Harden your package manager configs against supply chain attacks. **Single static binary, zero Rust crate dependencies.**

By **[[arnica](https://arnica.io)]**

## Table of contents

- [Overview](#overview)
- [Install](#install)
- [Usage](#usage)
- [What gets checked](#what-gets-checked)
- [Config file locations](#config-file-locations)
- [Backups and restore](#backups-and-restore)
- [How it works](#how-it-works)
- [Troubleshooting](#troubleshooting)
- [Contributing](#contributing)
- [License](#license)

## Overview

DepsGuard looks for **npm**, **pnpm**, **yarn**, **bun**, and **uv** on your machine, reads their config files, compares them to recommended supply-chain settings, and can **apply fixes interactively**. It also scans for **Renovate** and **Dependabot** configs in your repos.

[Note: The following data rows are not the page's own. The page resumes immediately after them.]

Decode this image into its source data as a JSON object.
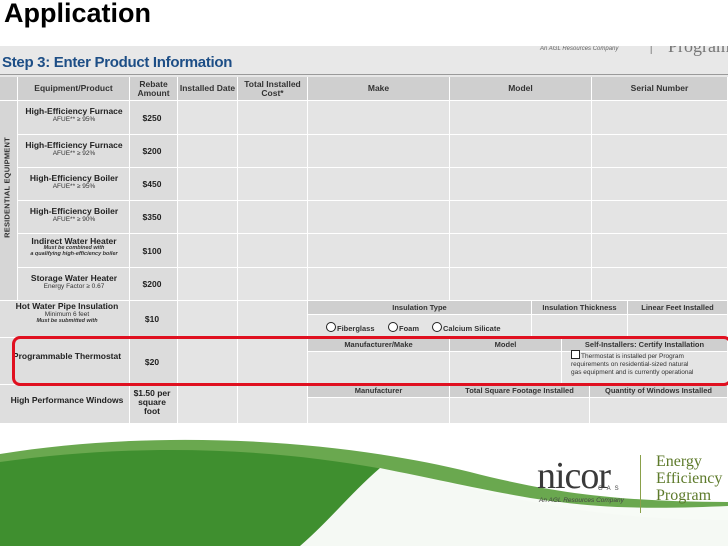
{
  "slide": {
    "title": "Application"
  },
  "form": {
    "step_title": "Step 3: Enter Product Information",
    "company_tag": "An AGL Resources Company",
    "divider": "|",
    "program_word_partial": "Program",
    "side_label": "RESIDENTIAL EQUIPMENT",
    "headers": {
      "equipment": "Equipment/Product",
      "rebate": "Rebate Amount",
      "installed_date": "Installed Date",
      "total_cost": "Total Installed Cost*",
      "make": "Make",
      "model": "Model",
      "serial": "Serial Number"
    },
    "rows": [
      {
        "name": "High-Efficiency Furnace",
        "sub": "AFUE** ≥ 95%",
        "amount": "$250"
      },
      {
        "name": "High-Efficiency Furnace",
        "sub": "AFUE** ≥ 92%",
        "amount": "$200"
      },
      {
        "name": "High-Efficiency Boiler",
        "sub": "AFUE** ≥ 95%",
        "amount": "$450"
      },
      {
        "name": "High-Efficiency Boiler",
        "sub": "AFUE** ≥ 90%",
        "amount": "$350"
      },
      {
        "name": "Indirect Water Heater",
        "sub": "Must be combined with",
        "sub2": "a qualifying high-efficiency boiler",
        "amount": "$100"
      },
      {
        "name": "Storage Water Heater",
        "sub": "Energy Factor ≥ 0.67",
        "amount": "$200"
      }
    ],
    "pipe": {
      "name": "Hot Water Pipe Insulation",
      "sub": "Minimum 6 feet",
      "sub2": "Must be submitted with",
      "amount": "$10",
      "col_type": "Insulation Type",
      "col_thickness": "Insulation Thickness",
      "col_linear": "Linear Feet Installed",
      "opt1": "Fiberglass",
      "opt2": "Foam",
      "opt3": "Calcium Silicate"
    },
    "thermostat": {
      "name": "Programmable Thermostat",
      "amount": "$20",
      "col_make": "Manufacturer/Make",
      "col_model": "Model",
      "col_cert": "Self-Installers: Certify Installation",
      "cert_line1": "Thermostat is installed per Program",
      "cert_line2": "requirements on residential-sized natural",
      "cert_line3": "gas equipment and is currently operational"
    },
    "windows": {
      "name": "High Performance Windows",
      "amount": "$1.50 per square foot",
      "col_mfr": "Manufacturer",
      "col_sqft": "Total Square Footage Installed",
      "col_qty": "Quantity of Windows Installed"
    }
  },
  "footer": {
    "logo": "nicor",
    "logo_gas": "GAS",
    "logo_tag": "An AGL Resources Company",
    "program_line1": "Energy",
    "program_line2": "Efficiency",
    "program_line3": "Program"
  },
  "colors": {
    "highlight": "#e01020",
    "brand_green": "#5d7a2a",
    "swoosh_green": "#6aa84f",
    "step_blue": "#1d4e86"
  }
}
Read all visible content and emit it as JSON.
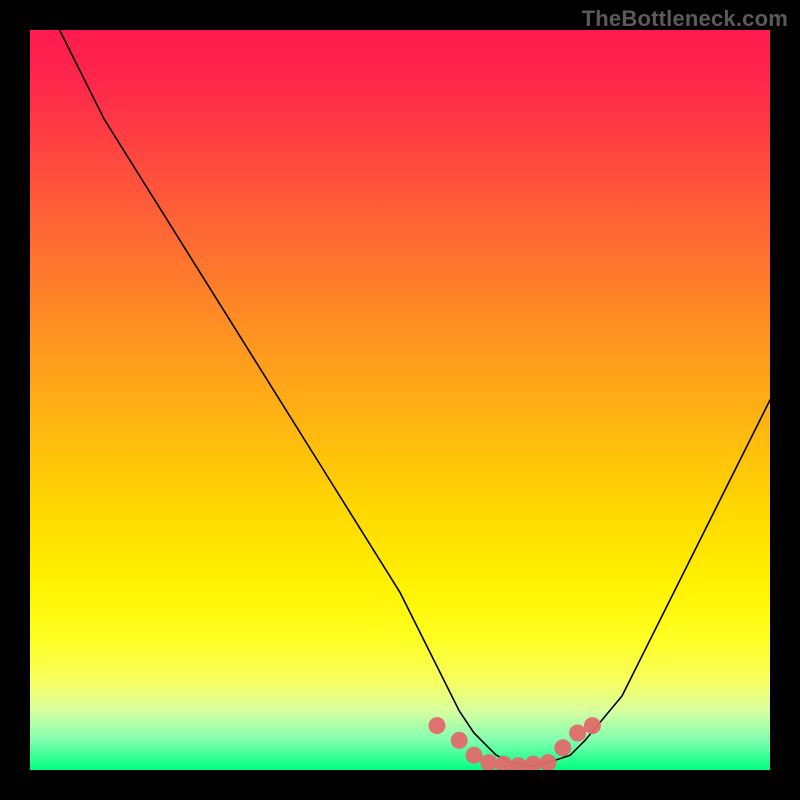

It never runs package installs; it only edits config files you approve, and it writes **backups** before any change.

### Key features

- Interactive TUI: scan, review, toggle fixes, apply
- `scan` subcommand for read-only reporting
- `restore` subcommand to pick a backup and roll back a file
- Cross-platform: Linux, macOS, Windows
- No bundled third-party Rust crates (stdlib + small amount of platform FFI for the terminal)

### Tech stack

| Area | Details |
|------|---------|
| Language | Rust (MSRV **1.74**, see `Cargo.toml`) |
| CLI / TUI | `src/main.rs`, `src/ui.rs`, `src/term.rs` |
| Config logic | `src/manager.rs`, `src/fix.rs` |
| Website | Static site under `docs/` (separate from the binary) |

## Install

### Prebuilt binaries (recommended)

Each [GitHub Release](https://github.com/arnica/depsguard/releases) includes archives for:

- Linux: `x86_64` (glibc), `x86_64` (musl), `aarch64` (glibc)
- macOS: Intel and Apple Silicon
- Windows: `x86_64` ZIP containing `depsguard.exe`

Download the archive for your platform, unpack it, and put the binary on your `PATH`.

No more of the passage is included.